The default configuration is encoded in configs/default.json. If a different model/configuration is to be used, then the user has to create the corresponding json file and point it to Genre It!:

python genreit -config "path/to/new/json.json" -title "This is a title" -description "This is the plot of a movie"

In general, the configuration file has the following structure:

  • estimator: str. Currently only "logistic" is supported.
  • estimator_params: dict. Parameters to pass to the estimator.
  • data_file: str. Location of the data file.
  • sep: str. Separator used in the datafile.
  • subset: list. Columns to load from the datafile. Set to null if all.
  • text_vars: list. Columns with input text.
  • max_tfidf: list or int. Number of maximum TF-IDF features for each text var.
  • genres_var: str. Name of variable with genres information in data_file.
  • recombine_vertically: dict. Used if a variable may be used as an alternative source of text. In the MovieLens case, "tagline" is used as an alternative "overview".
  • min_genre_count: float. Represents the number or proportion of total samples that a genre needs to have as its frequency to be kept in the "target_genres" variable.

Current performance and how to improve it

Genre It! was built using python 3.7.3 which allows fast application prototyping (look at movies.yml file for further details on dependencies). Its default configuration uses a Logistic Regression with CV-strength-selected L2 regularization, which is provided by sklearn. It is a fast, good performance classifier, thus also ideal for prototyping. As this is a multilabel problem, OneVsRestClassifier was also employed to fit an independent Logistic Regression model to each genre. Although Genre It! is currently semi-fixed to work with the MovieLens dataset and a L2-reguralized Logistic Regression, little modification is needed to adjust it to further datasets and models.

In this first version, text is only analysed by extracting TF-IDF features which are good for determining the topic of a text, but it doesn't try to understand the general feeling of the text or the context of a single word, thus not exploiting enough the text. Even so, Genre It! with its default configuration manages to achieve an f1 score of ~53%. For comparison, with 19 possible genres, a random classifier gets an f1 score of ~18% on the MovieLens dataset.

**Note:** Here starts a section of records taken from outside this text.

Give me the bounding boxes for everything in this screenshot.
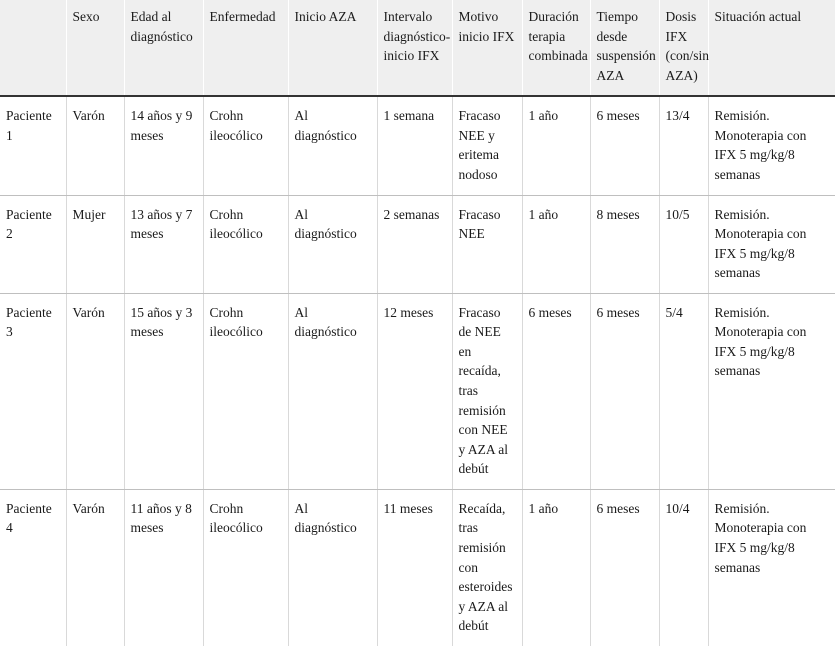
cell-enfermedad: Crohn ileocólico — [203, 293, 288, 489]
cell-edad-diagnostico: 13 años y 7 meses — [124, 195, 203, 293]
cell-motivo-inicio-ifx: Fracaso NEE — [452, 195, 522, 293]
cell-intervalo: 11 meses — [377, 489, 452, 645]
cell-tiempo-suspension-aza: 6 meses — [590, 96, 659, 195]
cell-intervalo: 2 semanas — [377, 195, 452, 293]
cell-dosis-ifx: 10/5 — [659, 195, 708, 293]
column-header-empty — [0, 0, 66, 96]
cell-edad-diagnostico: 11 años y 8 meses — [124, 489, 203, 645]
column-header-enfermedad: Enfermedad — [203, 0, 288, 96]
cell-dosis-ifx: 5/4 — [659, 293, 708, 489]
cell-inicio-aza: Al diagnóstico — [288, 96, 377, 195]
cell-tiempo-suspension-aza: 6 meses — [590, 293, 659, 489]
cell-enfermedad: Crohn ileocólico — [203, 96, 288, 195]
cell-patient-label: Paciente 4 — [0, 489, 66, 645]
table-row — [0, 195, 835, 293]
cell-edad-diagnostico: 15 años y 3 meses — [124, 293, 203, 489]
cell-enfermedad: Crohn ileocólico — [203, 489, 288, 645]
column-header-dosis-ifx: Dosis IFX (con/sin AZA) — [659, 0, 708, 96]
column-header-sexo: Sexo — [66, 0, 124, 96]
cell-tiempo-suspension-aza: 8 meses — [590, 195, 659, 293]
cell-patient-label: Paciente 3 — [0, 293, 66, 489]
column-header-intervalo-diagnostico-inicio-ifx: Intervalo diagnóstico-inicio IFX — [377, 0, 452, 96]
cell-duracion-terapia-combinada: 1 año — [522, 489, 590, 645]
cell-duracion-terapia-combinada: 6 meses — [522, 293, 590, 489]
cell-motivo-inicio-ifx: Recaída, tras remisión con esteroides y AZA al debút — [452, 489, 522, 645]
cell-inicio-aza: Al diagnóstico — [288, 489, 377, 645]
cell-dosis-ifx: 10/4 — [659, 489, 708, 645]
table-header — [0, 0, 835, 96]
table-body — [0, 96, 835, 646]
cell-enfermedad: Crohn ileocólico — [203, 195, 288, 293]
cell-situacion-actual: Remisión. Monoterapia con IFX 5 mg/kg/8 semanas — [708, 293, 835, 489]
cell-inicio-aza: Al diagnóstico — [288, 293, 377, 489]
table-row — [0, 293, 835, 489]
cell-patient-label: Paciente 1 — [0, 96, 66, 195]
cell-motivo-inicio-ifx: Fracaso de NEE en recaída, tras remisión con NEE y AZA al debút — [452, 293, 522, 489]
cell-inicio-aza: Al diagnóstico — [288, 195, 377, 293]
table-header-row — [0, 0, 835, 96]
column-header-situacion-actual: Situación actual — [708, 0, 835, 96]
table-row — [0, 489, 835, 645]
cell-intervalo: 12 meses — [377, 293, 452, 489]
cell-dosis-ifx: 13/4 — [659, 96, 708, 195]
cell-sexo: Varón — [66, 293, 124, 489]
cell-tiempo-suspension-aza: 6 meses — [590, 489, 659, 645]
cell-sexo: Mujer — [66, 195, 124, 293]
column-header-tiempo-desde-suspension-aza: Tiempo desde suspensión AZA — [590, 0, 659, 96]
cell-situacion-actual: Remisión. Monoterapia con IFX 5 mg/kg/8 semanas — [708, 489, 835, 645]
cell-situacion-actual: Remisión. Monoterapia con IFX 5 mg/kg/8 semanas — [708, 195, 835, 293]
cell-duracion-terapia-combinada: 1 año — [522, 96, 590, 195]
column-header-duracion-terapia-combinada: Duración terapia combinada — [522, 0, 590, 96]
column-header-motivo-inicio-ifx: Motivo inicio IFX — [452, 0, 522, 96]
column-header-inicio-aza: Inicio AZA — [288, 0, 377, 96]
cell-sexo: Varón — [66, 489, 124, 645]
cell-patient-label: Paciente 2 — [0, 195, 66, 293]
cell-sexo: Varón — [66, 96, 124, 195]
cell-edad-diagnostico: 14 años y 9 meses — [124, 96, 203, 195]
column-header-edad-diagnostico: Edad al diagnóstico — [124, 0, 203, 96]
table-row — [0, 96, 835, 195]
cell-duracion-terapia-combinada: 1 año — [522, 195, 590, 293]
cell-motivo-inicio-ifx: Fracaso NEE y eritema nodoso — [452, 96, 522, 195]
cell-intervalo: 1 semana — [377, 96, 452, 195]
cell-situacion-actual: Remisión. Monoterapia con IFX 5 mg/kg/8 semanas — [708, 96, 835, 195]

One may test the performance of a new configuration (or dataset) by adding the --benchmark flag:

python genreit.py -config "path/to/new/json.json" --benchmark

Note that, when benchmarking, both -title and -description are not required and will be ignored if provided. This will train a model following the given configuration and then calculate and print its f1 score along with the f1 score for the corresponding random model.

Better performance may be achieved by either implementing more extensive and/or deeper data preprocessing by adding or simply using Bag-of-Words, word2vec, GloVe or ELMo. Similarly, pretrained models on a more extensive vocabulary (like BERT) may also help boost performance.